Our November Preservation Cafe provided an up-close — and inside! — look at the newly restored 1891 pipe organ at St. Joseph’s Catholic Church.
Attendees were invited to climb the narrow, twisting staircase to the organ loft to see reinstallation work in progress and examine the beautiful wooden exterior case, inner workings and towering pipes along with the manuals (also known as keyboards) and pedalboard.
The historic instrument is one of perhaps 200 surviving organs built by Boston-based Hook & Hastings in the 19th Century. Fewer still are in largely original condition like the one at St. Joe’s, a Gothic Revival church built of red Seneca stone by the German immigrant community on Third Street Northeast just steps from the U.S. Capitol grounds.

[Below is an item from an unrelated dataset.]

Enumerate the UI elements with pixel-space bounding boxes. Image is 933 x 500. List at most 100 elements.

The St. Joe’s organ has endured generations of wear and environmental changes the original builders could not have anticipated, such as extreme swings in humidity levels and generally drier air from modern heating and cooling systems that result in cracking and splitting of organ parts.
By the time Music Director and Organist Maria Balducci arrived in 2020, the organ was increasingly unreliable. Notes would continue sounding after a key was released. Deteriorating components led to wind leaks and other trouble, she said.

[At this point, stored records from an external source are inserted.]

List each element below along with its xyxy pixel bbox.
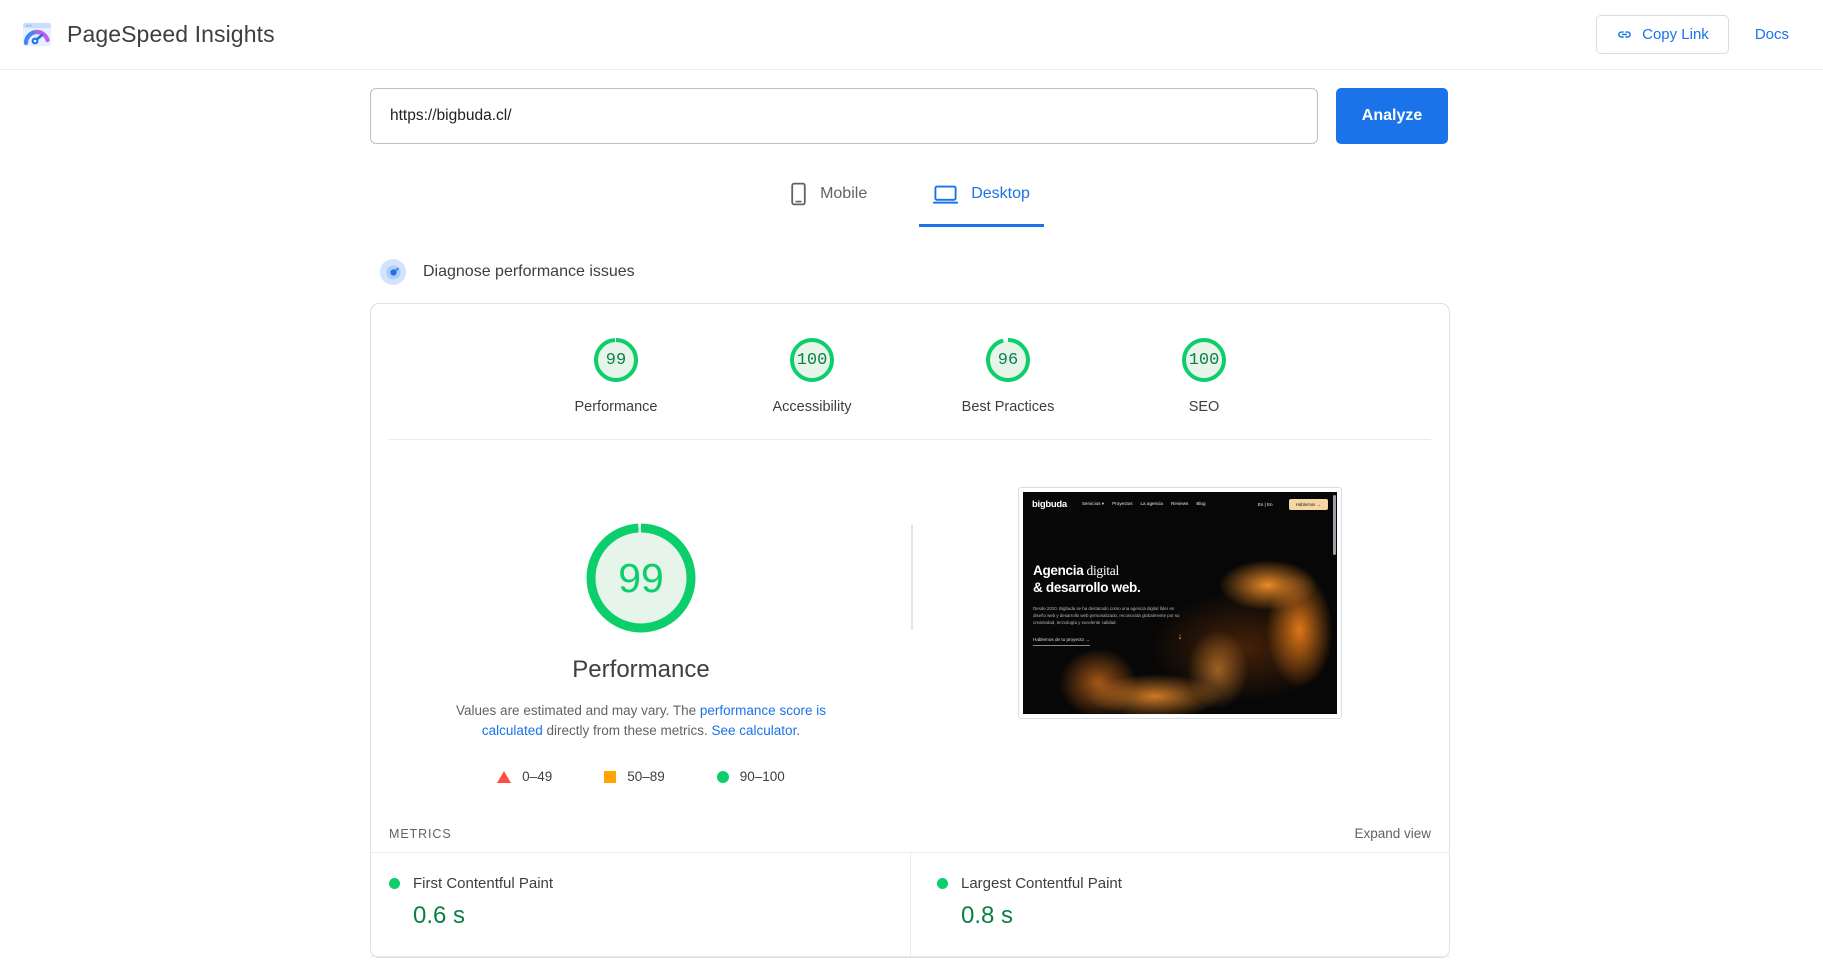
status-good-circle-icon <box>389 878 400 889</box>
score-legend: 0–49 50–89 90–100 <box>371 769 911 784</box>
page-title: PageSpeed Insights <box>67 21 275 47</box>
screenshot-nav-item: Servicios ▾ <box>1081 501 1105 506</box>
tab-mobile[interactable]: Mobile <box>776 168 881 227</box>
status-good-circle-icon <box>937 878 948 889</box>
brand: PageSpeed Insights <box>20 18 275 52</box>
performance-score-value: 99 <box>618 554 664 601</box>
screenshot-headline: Agencia digital & desarrollo web. <box>1033 562 1337 596</box>
metric-largest-contentful-paint[interactable]: Largest Contentful Paint 0.8 s <box>910 853 1449 957</box>
metric-value: 0.6 s <box>413 902 466 929</box>
copy-link-button[interactable]: Copy Link <box>1596 15 1729 54</box>
metrics-section-title: METRICS <box>389 826 452 841</box>
performance-note-prefix: Values are estimated and may vary. The <box>456 703 700 718</box>
desktop-monitor-icon <box>933 184 959 205</box>
pagespeed-gauge-icon <box>20 18 54 52</box>
screenshot-site-logo: bigbuda <box>1032 498 1067 510</box>
page-content: Analyze Mobile <box>0 70 1823 958</box>
metric-name: Largest Contentful Paint <box>961 875 1122 892</box>
score-best-practices[interactable]: 96 Best Practices <box>942 334 1074 415</box>
circle-icon <box>716 770 729 783</box>
legend-label-average: 50–89 <box>627 769 665 784</box>
score-best-practices-value: 96 <box>997 350 1019 370</box>
performance-heading: Performance <box>572 656 710 683</box>
screenshot-nav-item: Proyectos <box>1112 501 1133 506</box>
screenshot-nav-item: La agencia <box>1140 501 1163 506</box>
score-performance-value: 99 <box>605 350 627 370</box>
metric-header: First Contentful Paint <box>389 875 910 892</box>
legend-item-good: 90–100 <box>716 769 785 784</box>
triangle-icon <box>497 770 512 783</box>
score-performance[interactable]: 99 Performance <box>550 334 682 415</box>
metrics-grid: First Contentful Paint 0.6 s Largest Con… <box>371 852 1449 957</box>
screenshot-headline-word1: Agencia <box>1033 563 1084 578</box>
header-actions: Copy Link Docs <box>1596 15 1797 54</box>
performance-note-middle: directly from these metrics. <box>542 723 712 738</box>
square-icon <box>604 770 617 783</box>
tab-mobile-label: Mobile <box>820 185 868 202</box>
screenshot-cta-button: Hablemos → <box>1288 498 1328 510</box>
performance-summary-right: bigbuda Servicios ▾ Proyectos La agencia… <box>911 486 1449 784</box>
screenshot-hero-link: Hablemos de tu proyecto → <box>1033 637 1090 646</box>
score-accessibility-label: Accessibility <box>772 399 852 415</box>
performance-summary-left: 99 Performance Values are estimated and … <box>371 486 911 784</box>
summary-vertical-divider <box>911 525 913 630</box>
see-calculator-link[interactable]: See calculator. <box>712 723 801 738</box>
performance-summary: 99 Performance Values are estimated and … <box>371 440 1449 784</box>
score-best-practices-label: Best Practices <box>961 399 1055 415</box>
diagnose-label: Diagnose performance issues <box>423 263 635 280</box>
score-accessibility-value: 100 <box>796 350 828 370</box>
form-factor-tabs: Mobile Desktop <box>370 168 1450 227</box>
score-seo-value: 100 <box>1188 350 1220 370</box>
url-search-bar: Analyze <box>370 88 1450 144</box>
category-scores: 99 Performance 100 Accessibility 96 Best… <box>371 322 1449 421</box>
legend-label-poor: 0–49 <box>522 769 553 784</box>
metric-header: Largest Contentful Paint <box>937 875 1449 892</box>
performance-note: Values are estimated and may vary. The p… <box>441 701 841 741</box>
screenshot-nav-item: Blog <box>1196 501 1206 506</box>
screenshot-paragraph: Desde 2010, Bigbuda se ha destacado como… <box>1033 606 1180 625</box>
docs-link[interactable]: Docs <box>1747 22 1797 47</box>
diagnose-performance-row[interactable]: Diagnose performance issues <box>380 259 1450 285</box>
center-column: Analyze Mobile <box>370 88 1450 958</box>
screenshot-scroll-arrow-icon: ↓ <box>1177 631 1183 641</box>
gauge-performance: 99 <box>590 334 642 386</box>
score-seo-label: SEO <box>1188 399 1220 415</box>
legend-label-good: 90–100 <box>739 769 785 784</box>
screenshot-site-nav: bigbuda Servicios ▾ Proyectos La agencia… <box>1023 492 1337 516</box>
metric-name: First Contentful Paint <box>413 875 554 892</box>
screenshot-headline-word2: digital <box>1083 563 1119 578</box>
screenshot-nav-items: Servicios ▾ Proyectos La agencia Reviews… <box>1082 501 1206 507</box>
screenshot-headline-line2: & desarrollo web. <box>1033 580 1141 595</box>
metrics-header: METRICS Expand view <box>371 784 1449 852</box>
mobile-phone-icon <box>790 182 807 206</box>
legend-item-average: 50–89 <box>604 769 665 784</box>
gauge-seo: 100 <box>1178 334 1230 386</box>
score-seo[interactable]: 100 SEO <box>1138 334 1270 415</box>
screenshot-scrollbar <box>1333 495 1336 555</box>
screenshot-language-switch: Es | En <box>1257 501 1273 507</box>
metric-value: 0.8 s <box>961 902 1014 929</box>
score-accessibility[interactable]: 100 Accessibility <box>746 334 878 415</box>
gauge-performance-large: 99 <box>585 522 697 634</box>
score-performance-label: Performance <box>574 399 658 415</box>
gauge-accessibility: 100 <box>786 334 838 386</box>
page-screenshot: bigbuda Servicios ▾ Proyectos La agencia… <box>1023 492 1337 714</box>
link-icon <box>1616 26 1633 43</box>
analyze-button[interactable]: Analyze <box>1336 88 1448 144</box>
expand-view-button[interactable]: Expand view <box>1354 826 1431 841</box>
page-screenshot-frame[interactable]: bigbuda Servicios ▾ Proyectos La agencia… <box>1018 487 1342 719</box>
tab-desktop-label: Desktop <box>971 185 1030 202</box>
gauge-best-practices: 96 <box>982 334 1034 386</box>
diagnose-target-icon <box>380 259 406 285</box>
app-header: PageSpeed Insights Copy Link Docs <box>0 0 1823 70</box>
legend-item-poor: 0–49 <box>497 769 552 784</box>
screenshot-nav-item: Reviews <box>1170 501 1189 506</box>
copy-link-label: Copy Link <box>1642 26 1709 43</box>
metric-first-contentful-paint[interactable]: First Contentful Paint 0.6 s <box>371 853 910 957</box>
tab-desktop[interactable]: Desktop <box>919 168 1044 227</box>
screenshot-hero: Agencia digital & desarrollo web. Desde … <box>1023 516 1337 646</box>
report-card: 99 Performance 100 Accessibility 96 Best… <box>370 303 1450 958</box>
url-input[interactable] <box>370 88 1318 144</box>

“The wind pressure was never big enough to really play with its full stops,” said Balducci, who frequently found herself climbing inside the organ, sometimes scaling the 130-year-old ladder that came with it, to find and fix problems.
The need for maintenance kept growing, and the long-term survival of the organ was at risk.
Enter David E. Wallace & Son Pipe Organ Builders of Gorham, Maine. With guidance from an expert in Baltimore, David Storey, the parish reached out to several organ builders and ultimately chose Wallace & Son, which had experience with organs of the same era and big enthusiasm for the project, which took more than a year and cost around $600,000. St Joe’s has used a smaller 1875 Hook & Hastings organ throughout the renovation.
“We were overjoyed,” said Nick Wallace, the eponymous “& Son,” to find that an 1891 organ had escaped alterations, however well-intentioned, that alter an instrument’s historic craftsmanship.
He described the dismantling of the organ and its transportation to and from Maine. But he focused on the months of work to fully clean and repair the organ, restore the feeder bellows and handpump, restore and repaint the towering pipes, add a trombone pedal stop, refinish the exterior case and much more. He said the project was joyful and deeply meaningful, choking up as he explained its impact on himself and the restoration team.
Some of the work required making new tools to do repairs. Wooden parts that needed replacement were recreated from salvaged wood in some cases and new wood in others. Many types of wood were used in the organ’s original construction, including poplar, cedar and cherry.
Nick’s father, David, repainted the soaring facade pipes by hand, recreating their historic patterns and colors. “What we see now is as close as possible to the original design,” Nick said.